There is a bit of good news for the electric grid and the buildings that rely on it, especially in states like New York, Iowa, and Massachusetts. The grid’s power sources are becoming greener much faster than ever before because of plummeting renewable power costs. “Since the late 1970s, the cost of solar has plummeted 99.5 percent. In other words, it is 1/200 as expensive as it used to be,” said Laurie Kerr, Climate Advisor at the U.S. Green Building Council.
So even as production of on-site renewable energy at scale lags, buildings can get the secondhand benefits of a greener grid when making energy sourcing decisions. However, the low percentage of on-site renewable energy is one of the reasons why the International Energy Agency is pushing for “mandatory zero-carbon-ready building codes for all new buildings by 2030” in order to reach global net-zero emissions by 2050.

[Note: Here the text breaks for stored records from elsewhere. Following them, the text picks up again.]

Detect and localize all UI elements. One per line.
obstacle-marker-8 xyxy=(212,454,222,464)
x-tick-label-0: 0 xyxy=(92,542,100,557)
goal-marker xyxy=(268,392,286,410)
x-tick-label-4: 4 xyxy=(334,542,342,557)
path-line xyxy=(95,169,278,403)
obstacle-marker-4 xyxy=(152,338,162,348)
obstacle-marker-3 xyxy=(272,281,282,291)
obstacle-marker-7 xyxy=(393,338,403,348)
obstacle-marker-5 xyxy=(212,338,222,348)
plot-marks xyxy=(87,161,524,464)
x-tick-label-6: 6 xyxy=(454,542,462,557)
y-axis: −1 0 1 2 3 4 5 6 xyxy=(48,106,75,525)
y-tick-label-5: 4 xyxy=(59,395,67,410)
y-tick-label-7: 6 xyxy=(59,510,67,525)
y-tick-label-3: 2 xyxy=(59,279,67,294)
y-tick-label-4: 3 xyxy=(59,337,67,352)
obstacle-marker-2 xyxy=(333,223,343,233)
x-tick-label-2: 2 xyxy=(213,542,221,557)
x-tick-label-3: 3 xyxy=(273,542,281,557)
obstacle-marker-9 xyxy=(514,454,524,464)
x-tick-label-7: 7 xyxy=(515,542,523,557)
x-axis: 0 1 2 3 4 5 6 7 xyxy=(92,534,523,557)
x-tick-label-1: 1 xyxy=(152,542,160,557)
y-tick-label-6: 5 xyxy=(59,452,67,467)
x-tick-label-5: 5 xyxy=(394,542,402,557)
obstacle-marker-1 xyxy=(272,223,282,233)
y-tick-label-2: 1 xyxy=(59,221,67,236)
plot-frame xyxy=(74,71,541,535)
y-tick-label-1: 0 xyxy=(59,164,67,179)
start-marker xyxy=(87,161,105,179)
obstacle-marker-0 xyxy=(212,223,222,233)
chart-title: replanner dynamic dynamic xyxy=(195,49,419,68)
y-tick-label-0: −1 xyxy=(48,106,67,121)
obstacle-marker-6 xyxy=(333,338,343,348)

An important caveat: these codes would not drive substantial change in the 80 percent of buildings that exist today and will still stand 50 years from now.
The embodied carbon factor
Operational carbon is only one side of the story. The other, embodied carbon, includes the materials and construction process of the initial asset plus its renovations and changes over its lifecycle. But buildings are sold, property managers change and conversions happen, making embodied carbon perhaps the most difficult part of a building’s carbon footprint to calculate and assess over time.
Breana Wheeler, Director of U.S. Operations for the Building Research Establishment (BRE), points out the importance of avoiding rabbit holes when thinking about embodied carbon. She explains, “We’re focused on what are the critical materials, including the envelope, the structure, the internal walls, not the materials that make-up one percent of the entire building.”
However, Wheeler is quick to point out that materials used during retrofits and renovations should prioritize longevity and sustainability when you think of embodied carbon’s role in calculating whole lifecycle carbon. She adds, “Embodied carbon represents the lifetime of an asset. There are building solutions and materials that may be green today. But if they don’t hold out over time, your replacement costs and carbon rise. How do we build and maintain buildings to minimize resource usage and embodied carbon?”
This end-of-life factor is one of the reasons why the costs and carbon calculations of retrofitting are easier to stomach than demolishing older, less efficient buildings and starting from the ground up again.
Will most existing buildings ever end up with a zero-carbon profile when factoring in embodied carbon? The possibility is slim, but that doesn’t mean the target should be lowered. That’s one of the reasons why most carbon experts want buildings that stand today, to begin with operational carbon. Building managers can control it today and in the future, while so much of embodied carbon is based on decisions that were made in the past. But perhaps the most important part of all of this math is just getting started even if the calculation isn’t perfect.